Afraid you might be behind on saving for retirement? There's one simple way to get ahead of pretty much everyone else.
About 80% of Americans surveyed by Voya Financial said they hadn't taken the time to review or revise their retirement plan within the past year.
So simply taking a look at how your 401(k) or IRA performed in 2016 will mean you're already doing more than most Americans.
"You want to look at it at least once a year, if not quarterly," said James Nichols, Senior Vice President at Voya.
But you don't necessarily need to make changes to your game plan. Here are four things to ask yourself to make sure you're on track in the new year.
1. How much did I spend last year?
It's hard to know how much money you'll need in retirement if you don't know how much you spend each year to support your lifestyle. Experts suggest looking at a few months from the past year.
"Most people are blown away by their spend number," said Tim McGrath, a CFP and founding partner at Riverpoint Wealth Management.
That's partly because they don't take into account the one-time purchases, like a new couch or furnace, that don't occur each month.
"There's always something that's not in the budget that throws everything for a loop," McGrath said.
2. Can I increase my future contributions?
Don't think of your savings as a leftover. Put it in your budget along with your expenses.

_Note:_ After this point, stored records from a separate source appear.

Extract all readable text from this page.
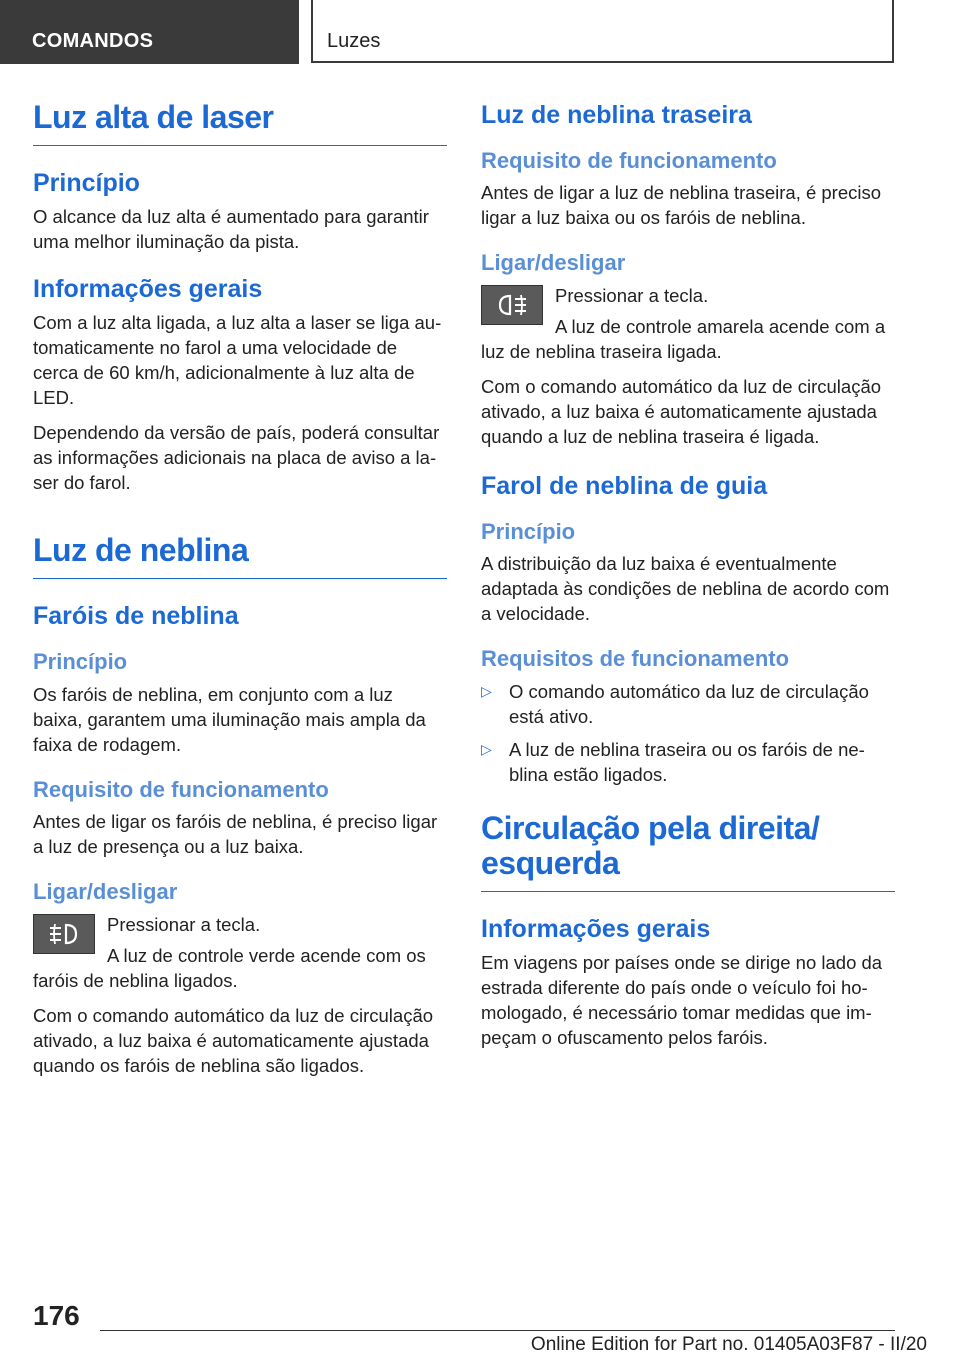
COMANDOS	Luzes
Luz alta de laser
Princípio

O alcance da luz alta é aumentado para garantir uma melhor iluminação da pista.

Informações gerais

Com a luz alta ligada, a luz alta a laser se liga au-tomaticamente no farol a uma velocidade de cerca de 60 km/h, adicionalmente à luz alta de LED.

Dependendo da versão de país, poderá consultar as informações adicionais na placa de aviso a la-ser do farol.

Luz de neblina
Faróis de neblina
Princípio

Os faróis de neblina, em conjunto com a luz baixa, garantem uma iluminação mais ampla da faixa de rodagem.

Requisito de funcionamento

Antes de ligar os faróis de neblina, é preciso ligar a luz de presença ou a luz baixa.

Ligar/desligar

Pressionar a tecla.

A luz de controle verde acende com os faróis de neblina ligados.

Com o comando automático da luz de circulação ativado, a luz baixa é automaticamente ajustada quando os faróis de neblina são ligados.

Luz de neblina traseira
Requisito de funcionamento

Antes de ligar a luz de neblina traseira, é preciso ligar a luz baixa ou os faróis de neblina.

Ligar/desligar

Pressionar a tecla.

A luz de controle amarela acende com a luz de neblina traseira ligada.

Com o comando automático da luz de circulação ativado, a luz baixa é automaticamente ajustada quando a luz de neblina traseira é ligada.

Farol de neblina de guia
Princípio

A distribuição da luz baixa é eventualmente adaptada às condições de neblina de acordo com a velocidade.

Requisitos de funcionamento
▷ O comando automático da luz de circulação está ativo.
▷ A luz de neblina traseira ou os faróis de ne-blina estão ligados.
Circulação pela direita/ esquerda
Informações gerais

Em viagens por países onde se dirige no lado da estrada diferente do país onde o veículo foi ho-mologado, é necessário tomar medidas que im-peçam o ofuscamento pelos faróis.

176
Online Edition for Part no. 01405A03F87 - II/20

Many financial planners suggest saving 15% of your gross income.
"When you're saving for a longer-term financial goal like retirement, it's prudent to save at least 15% of your income," Nichols said.
If you're not hitting that target yet, think about increasing your contribution by 1% at the start of the new year or when you get a raise.
In 2017, you can defer up to $18,000 of your salary to your 401(k) and contribute as much as $5,500 to your IRA -- the same amount as last year. (Once you're 50 or older, those caps increase to $24,000 in a 401(k) and $6,500 in an IRA.)
3. Did I max out my IRA last Year? There's still time.
New Year's Day has come and gone, but there's still time to play catchup on last year's savings goal. If you weren't able to contribute to your IRA in 2016 (or simply forgot), but have the financial means to do so now -- you're in luck.
You get an extra three months (or until you file your 2016 taxes) to contribute up to the cap for your Traditional, Roth or SEP IRA, said Megan Gorman, Managing Partner at Chequers Financial Management.
If you've already hit the limit in 2016, you can continue to contribute to your IRA and it will count toward the 2017 tax year.
You don't, however, get an extra three months to contribute up to the $18,000 max for your 401(k). Any money you contribute in the new year will automatically count towards your 2017 limit.
4. Are my investments balanced?
When you first set up your retirement portfolio you, hopefully, set a diversified mix of stocks and bonds that is appropriate for your age. The closer you get to retirement, the less risk you'll want to take on.
But sometimes your balance can get out of whack if particular stocks did better than others over the past year.
Nichols says a good rule of thumb is to rebalance your portfolio if any of your buckets are off by more than 5%.
If, for example, you're goal was to have 25% of your portfolio in international stocks and now they take up more than 30%, you might want to make a change. To get back to your original plan, you can either contribute less of your money to international stocks this year, or sell some and buy more of whatever bucket in your portfolio fell in value last year.